Kevin Ritchey
An excellent article. Still have my Kawasaki SC400 Triple from 1974. I've kept it pristine w/only 5.6K miles on it. Still has '78 tags on it. A joy to ride by the Columbia River.
Nicolas Zart
I expected to read about the Suzuki H2 and 3 also, but great idea to show us modern day two-stroke bikes.
I ran two-stroke scramblers through the 1960s and 1970s, with an occasional ride on a Gold Star DBD34 scrambler when the owner had hurt himself with it; a real beast that was... That Maico looks fun, but the wife won't let me have one! As to the two-stroke candle, REAL two-strokes ran on Castrol R40 castor-based racing oil, now that's a smell that you don't come across much these days!
Seconded there Kevin what a brilliant article. Come on Honda sort us out with some new tech.
Jeff Goldstein
Two stroke motorcycles were lighter, simpler, less expensive and more reliable since they have a lot less moving parts. They were very easy to maintain. This is no different than what happened with outboard motors. Both were forced off the market by government regulations and pressure on manufacturers. This decreased consumers choices while having no measurable impact on the environment since they represented such a tiny percentage of all motor vehicles. I still have a Yamaha 2 stroke motor scooter that is a lot of fun to ride and extremely easy to maintain. Previously we also had a great Suzuki 185 2 stroke street and trail bike. There are no modern replacements for either one.
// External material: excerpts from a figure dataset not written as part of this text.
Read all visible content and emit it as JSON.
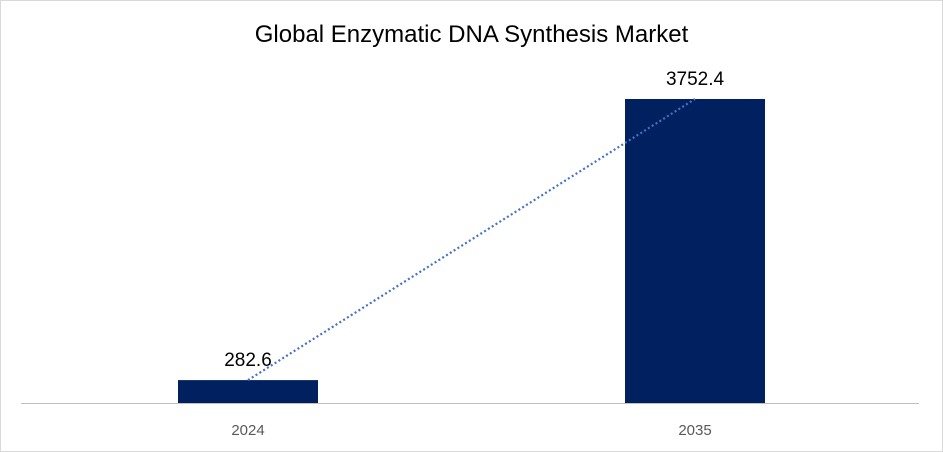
{
  "chart_data": {
    "type": "bar",
    "title": "Global Enzymatic DNA Synthesis Market",
    "xlabel": "",
    "ylabel": "",
    "categories": [
      "2024",
      "2035"
    ],
    "values": [
      282.6,
      3752.4
    ],
    "data_labels": [
      "282.6",
      "3752.4"
    ],
    "ylim": [
      0,
      4000
    ],
    "grid": false,
    "legend": "none",
    "trendline": {
      "type": "linear",
      "style": "dotted",
      "color": "#4472C4"
    },
    "bar_color": "#002060",
    "axis_color": "#bfbfbf"
  }
}
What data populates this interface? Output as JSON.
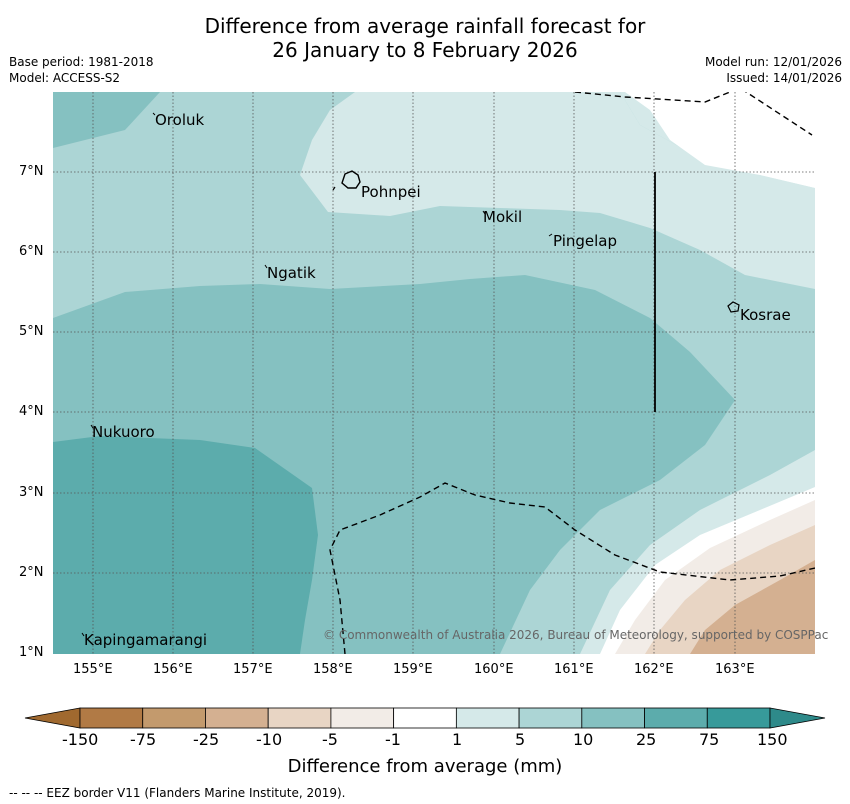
{
  "title": {
    "line1": "Difference from average rainfall forecast for",
    "line2": "26 January to 8 February 2026"
  },
  "meta": {
    "base_period": "Base period: 1981-2018",
    "model": "Model: ACCESS-S2",
    "model_run": "Model run: 12/01/2026",
    "issued": "Issued: 14/01/2026"
  },
  "map": {
    "latitude_labels": [
      "7°N",
      "6°N",
      "5°N",
      "4°N",
      "3°N",
      "2°N",
      "1°N"
    ],
    "longitude_labels": [
      "155°E",
      "156°E",
      "157°E",
      "158°E",
      "159°E",
      "160°E",
      "161°E",
      "162°E",
      "163°E"
    ],
    "places": [
      "Oroluk",
      "Pohnpei",
      "Mokil",
      "Pingelap",
      "Ngatik",
      "Kosrae",
      "Nukuoro",
      "Kapingamarangi"
    ],
    "copyright": "© Commonwealth of Australia 2026, Bureau of Meteorology, supported by COSPPac"
  },
  "colorbar": {
    "ticks": [
      "-150",
      "-75",
      "-25",
      "-10",
      "-5",
      "-1",
      "1",
      "5",
      "10",
      "25",
      "75",
      "150"
    ],
    "colors": [
      "#a0692f",
      "#b17a45",
      "#c39a6d",
      "#d4b091",
      "#e8d5c4",
      "#f2ece7",
      "#ffffff",
      "#d5e9e9",
      "#acd5d5",
      "#85c1c1",
      "#5cacac",
      "#379a9a",
      "#2e8a8a"
    ],
    "title": "Difference from average (mm)"
  },
  "footer": "--  --  -- EEZ border V11 (Flanders Marine Institute, 2019)."
}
Evinrude E-tec 2 strokes are amazing engines, quite, clean burning, powerful.. They exceed all emissions standards of today and future requirements. Sure wish Bombardier would release their know how to cars and motorcycles. Two strokes are still used in the diesel engine applications. LONG LIVE THE TWO STROKE ENGINE...!!
Martin Hone
One of life's great joys was hitting the powerband on a peaky 2-stroke, particularly that of a TZ250 Yamaha racer.......but 2-strokes could be made torquey as well, like the Yamaha IT495 dirt bike. And they can be made enviro-friendly, with systems such as the Orbital direct injection system...
Had a number of 2 stokes back in the 60's... Altho the Kawi500/750 were faster than ...well u know. My fave was my Yamaha Diana 250 yds-5.. You could lay that down until the pegs rubbed and still feel secure. As a matter of fact, the pegs were spring loaded !
After riding a Suzuki T125 Stinger twin as my only transport for a few years I bought one of the very first Yamaha RD400 to hit the CA streets in 1976. I think it was Cycle World that called it "A willing accomplice in crime" and so it was as I had 3 tickets in less than 6 weeks and had been pulled over by two other CHP Motor Officers just to talk bikes!! Having many friends in the after market industry in SoCal the bike did not stay stock for long. Drilled disks, two sets of pipes, air forks and custom Betor shocks as well as ported cylinders and even a cheap tuner trick of Kmart Epoxy Coils to replace the weak Yamaha pair. Then the second oil embargo hit. No problem.... lived just down the street from SoCal Racing Fuels. The high lead gas meant new plugs every two weeks but who cared? NO STREET LEGAL CAR short of the Porsche 930 Turbo could accelerate anyway near as quick as a stock $1200 RD400 and even the 930 could not stop as hard!! Even after Kawasaki came out with the 901CC Z1 the little Yamaha was faster light to light. No it could not keep up if you gave the big bike enough room but then the Z1 got lost once we got to the canyons too. All these years later and even including a fair share of road rash I still have to say that little 400cc 2 stroke was the most fun I ever had on the or bike. Best money I ever spent on a vehicle legal on the street......but then there were the twin engine 200cc Roadracing Karts that I raced up and down the West Coast (in the East they are called Enduro Karts). These lay down, sticky tired, two strokes were just amazing to lay between two 14,000 rpm engines, one on each shoulder. Mine turned 14,200 going into turn 8 at Willow Springs Raceway at close to 140 mph pulling enough G's that you could not move once you turned into a corner until you straightened out. I still get goose bumps at the sound of a really hard running 2 stroke. As for their emissions there was never enough 2 stroke street bikes to add any measurable amount to the smog. I lived in the South Bay area of LA and the few hundred 2 strokes running on any given day did nothing compared the cleanest of the hundreds of thousands of cars. The Emission thing was a bogus "feel good" law that only accomplished removing the most fun street bikes ever made from the street.
If you can guarantee that they stay quiet as per the regulations, then OK, because the only thing more obnoxious than a 2-stroke engine noise is the sound of a Harley with or without a modified exhaust. I suppose all of these and all other engines can be quiet and clean and acceptable, but it is the owners of these machines that are at fault, modifying them into ear-splitting noise generatore; a bunch of inconsiderate jerks in my book.